Hmmm--I just watched Midnight Cowboy the other night and I thought Jon Voight and Dustin Hoffman played two guys who were forced to live in a decrepit, condemned tenement building because they had no money. In reality, they were FREEGANS! How cool is that?

5. Going Green - It's a huge issue these days--the ecosystem, global warming, sustainable living. What could be wrong about going green? Again, freegans take things one step further by not merely buying organic or growing their own food, but by becoming "wild foragers"--and some even "
take the foraging lifestyle even farther, removing themselves from urban and suburban concepts and attempting to "go feral" by building communities in the wilderness based on primitive survival skills."

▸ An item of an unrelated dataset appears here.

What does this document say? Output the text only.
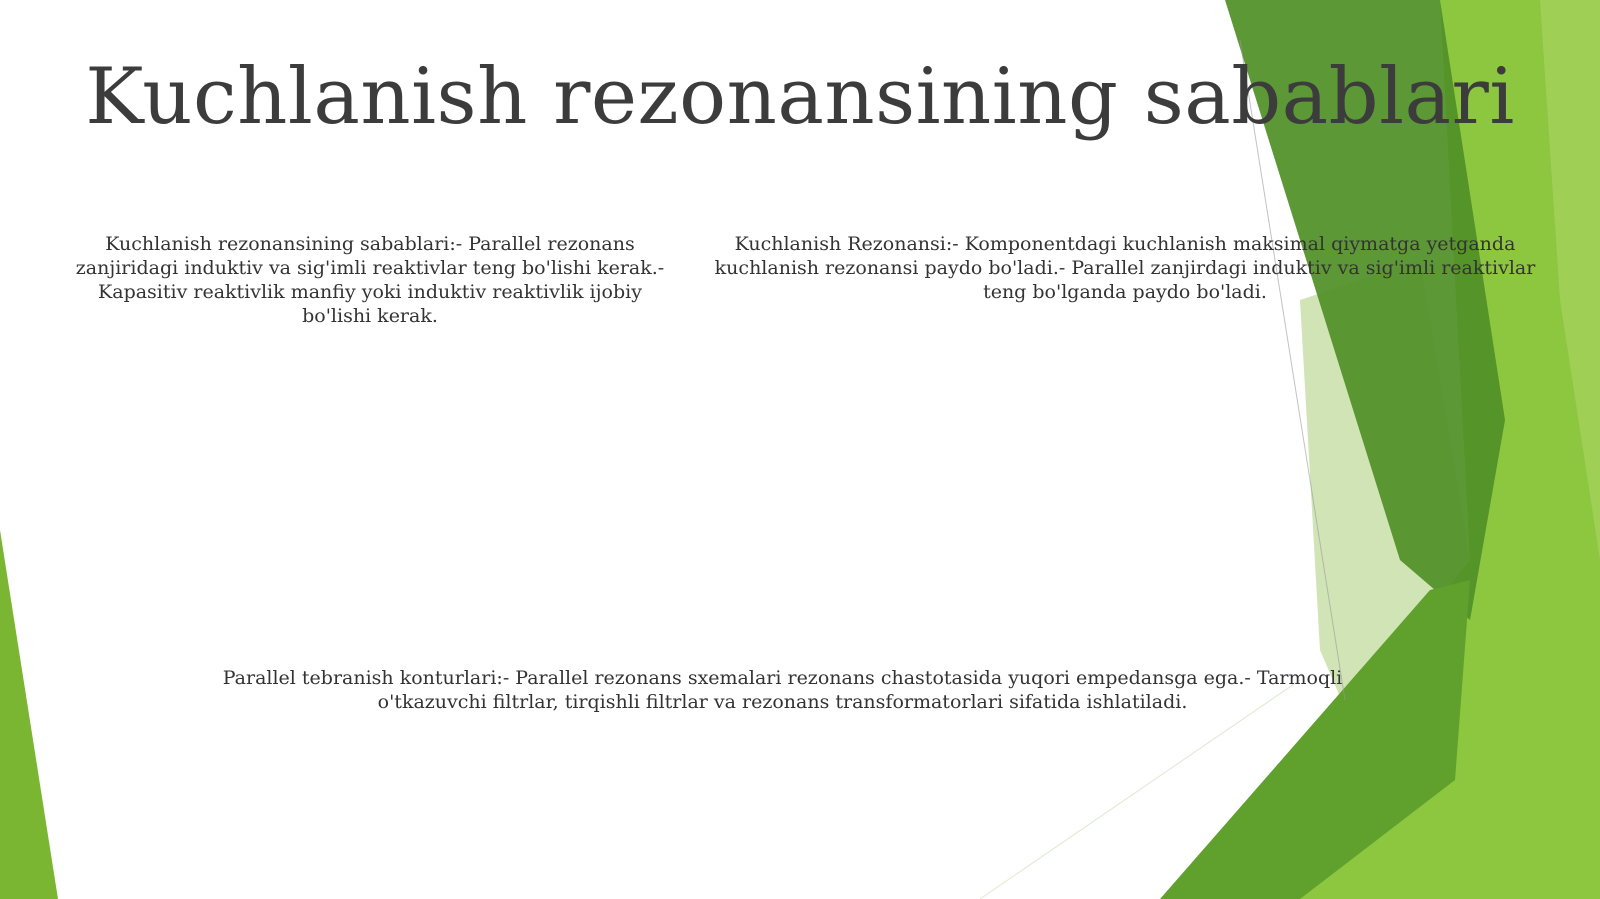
Kuchlanish rezonansining sabablari
Kuchlanish rezonansining sabablari:- Parallel rezonans zanjiridagi induktiv va sig'imli reaktivlar teng bo'lishi kerak.- Kapasitiv reaktivlik manfiy yoki induktiv reaktivlik ijobiy bo'lishi kerak.
Kuchlanish Rezonansi:- Komponentdagi kuchlanish maksimal qiymatga yetganda kuchlanish rezonansi paydo bo'ladi.- Parallel zanjirdagi induktiv va sig'imli reaktivlar teng bo'lganda paydo bo'ladi.
Parallel tebranish konturlari:- Parallel rezonans sxemalari rezonans chastotasida yuqori empedansga ega.- Tarmoqli o'tkazuvchi filtrlar, tirqishli filtrlar va rezonans transformatorlari sifatida ishlatiladi.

Speaking of horror movies, I'm getting a pitch idea...A group of college co-eds get lost on a hiking expedition in the wilderness. With no contact with civilization they are forced to forage to survive! I call it "Night of the Living Freegans."

6. Working Less/Joblessness - Is this a great lifestyle or what? You thought Seth Rogen played a slacker in Knocked Up? Nope. He was a Freegan! Your thirty-something son who lives in your basement and plays video games all day? He's not a loser, he's a Freegan! We don't have to be mindless drones, working for "the man" to pay the rent. We don't have to contribute to "the system." As Freegans, "
we begin to realize that, as workers, we are cogs in a machine of violence, death, exploitation, and destruction."

Raina Kelly, a writer for Newsweek, is testing out the Freegan lifestyle for 30 days and blogging about her experiences at Newsweek online. I don't believe her experiment will include quitting her job, moving into a cardboard box or foraging through dumpsters, but a more sensible and moderate application of the philosophy.

As for me, I think I'll head down to Palisades Park in Santa Monica, round up a few homeless guys sleeping on the ground and put together an expert panel on the subject. Check us out at The Learning Annex seminar titled "On the Fast-track to being a Freegan."